1. Field of the Invention
The present invention relates generally to the field of tumor biology. More specifically, the present invention relates to the use of human UDP-glucuronosyltransferase 2B7 to detect and treat cancer.
2. Description of the Related Art
UDP-glucuronosyltransferases (UGTs) comprise a family of enzymes involved in the detoxification of a variety of mostly hydrophobic endogenous and exogenous compounds. UGT isoenzymes are classified on the basis of sequence homology into two families: UGT1A and UGT2B. UGT2B enzymes catalyze the glucuronidation of bile acids, steroids, fatty acids retinoids, whereas UGT1A enzymes carry out the glucuronidation of bilirubin, phenols, various drugs and certain steroids (Radominska-Pandya et al., 1999; Jude et al., 2001). Recent studies suggested that UDP-glucuronosyltransferase proteins, in addition to their function as detoxification enzymes, are actively involved in biotransformations leading to the formation of toxic mutagens and carcinogens (Bock, 1991; Bock et al., 1999).

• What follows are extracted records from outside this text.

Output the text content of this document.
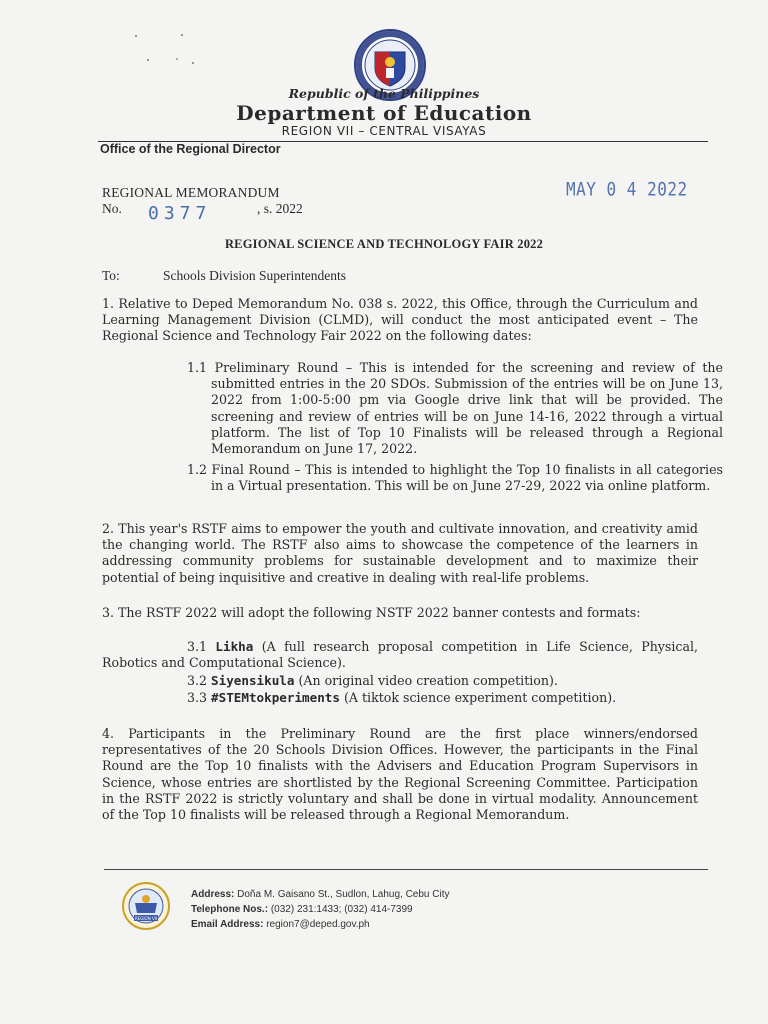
Republic of the Philippines
Department of Education
REGION VII – CENTRAL VISAYAS
Office of the Regional Director
REGIONAL MEMORANDUM
No. 0377	, s. 2022
MAY 0 4 2022
REGIONAL SCIENCE AND TECHNOLOGY FAIR 2022
To:	Schools Division Superintendents
1. Relative to Deped Memorandum No. 038 s. 2022, this Office, through the Curriculum and Learning Management Division (CLMD), will conduct the most anticipated event – The Regional Science and Technology Fair 2022 on the following dates:
1.1 Preliminary Round – This is intended for the screening and review of the submitted entries in the 20 SDOs. Submission of the entries will be on June 13, 2022 from 1:00-5:00 pm via Google drive link that will be provided. The screening and review of entries will be on June 14-16, 2022 through a virtual platform. The list of Top 10 Finalists will be released through a Regional Memorandum on June 17, 2022.
1.2 Final Round – This is intended to highlight the Top 10 finalists in all categories in a Virtual presentation. This will be on June 27-29, 2022 via online platform.
2. This year's RSTF aims to empower the youth and cultivate innovation, and creativity amid the changing world. The RSTF also aims to showcase the competence of the learners in addressing community problems for sustainable development and to maximize their potential of being inquisitive and creative in dealing with real-life problems.
3. The RSTF 2022 will adopt the following NSTF 2022 banner contests and formats:
3.1 Likha (A full research proposal competition in Life Science, Physical, Robotics and Computational Science).
3.2 Siyensikula (An original video creation competition).
3.3 #STEMtokperiments (A tiktok science experiment competition).
4. Participants in the Preliminary Round are the first place winners/endorsed representatives of the 20 Schools Division Offices. However, the participants in the Final Round are the Top 10 finalists with the Advisers and Education Program Supervisors in Science, whose entries are shortlisted by the Regional Screening Committee. Participation in the RSTF 2022 is strictly voluntary and shall be done in virtual modality. Announcement of the Top 10 finalists will be released through a Regional Memorandum.
REGION VII
Address: Doña M. Gaisano St., Sudlon, Lahug, Cebu City
Telephone Nos.: (032) 231:1433; (032) 414-7399
Email Address: region7@deped.gov.ph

Environmental and other exogenous carcinogens have been implicated as a driving force for initiation of hyperproliferation and neoplastic transformation. UDP-glucuronosyltransferases play an important role in cellular detoxification and have been postulated to exert genoprotective properties.
Recent studies provided evidence for differential regulation of the UGT1A locus in human malignant and benign hepatic tumors (Strassburg et al., 1997). Functional reduction of UGT1A protein and glucuronidation activity was implicated in hepatic carcinogenesis, possibly by means of reducing cellular DNA protection. Another study examined the role of constitutional genetic variation at the UGT1A1 locus in breast cancer susceptibility. These studies suggested a link between UGT1A1 alleles, estrogen metabolism and breast cancer risk (Guillemette et al., 2000). Other evidence suggested that bilirubin plays a significant role as an antioxidant and the UGT1A1 gene plays a potential role in modulating oxidative damage and cancer (Grant & Bell, 2000).
It has been demonstrated that UDP-glucuronosyltransferase 2B7 protein was predominantly expressed in normal mammary epthelium, and that its expression was dramatically reduced in invasive breast cancers. It was postulated that UDP-glucuronosyltransferase 2B7 plays an important protective role in normal breast tissue by elimination of 4-hydroxy catecholestrogens (Gest1 et al., 2002). However, the expression and function of UDP-glucuronosyltransferase 2B7 in ovarian cancer cells have not been determined.
Human cancer tissues have the capacity to synthesize their own supply of fatty acid independent of the signals that down-regulate fatty acid synthesis in normal cells (Kuhajda, 2000). Ovarian cancer cells produce high amounts of lipid compounds including lysophospholipids, the activities of which have been linked to cancer development and metastasis (Xu et al., 2001). High level of lipid accumulation observed in ovarian cancer cells and the ability of UDP-glucuronosyltransferase 2B7 to interfere with lipid synthesis through glucuronidation of free fatty acids suggest UDP-glucuronosyltransferase 2B7 may have a role in regulating ovarian tumor cell growth.
However, the prior art is deficient in methods of using human UDP-glucuronosyltransferase 2B7 to detect and treat cancer. The present invention fulfills this long-standing need and desire in the art.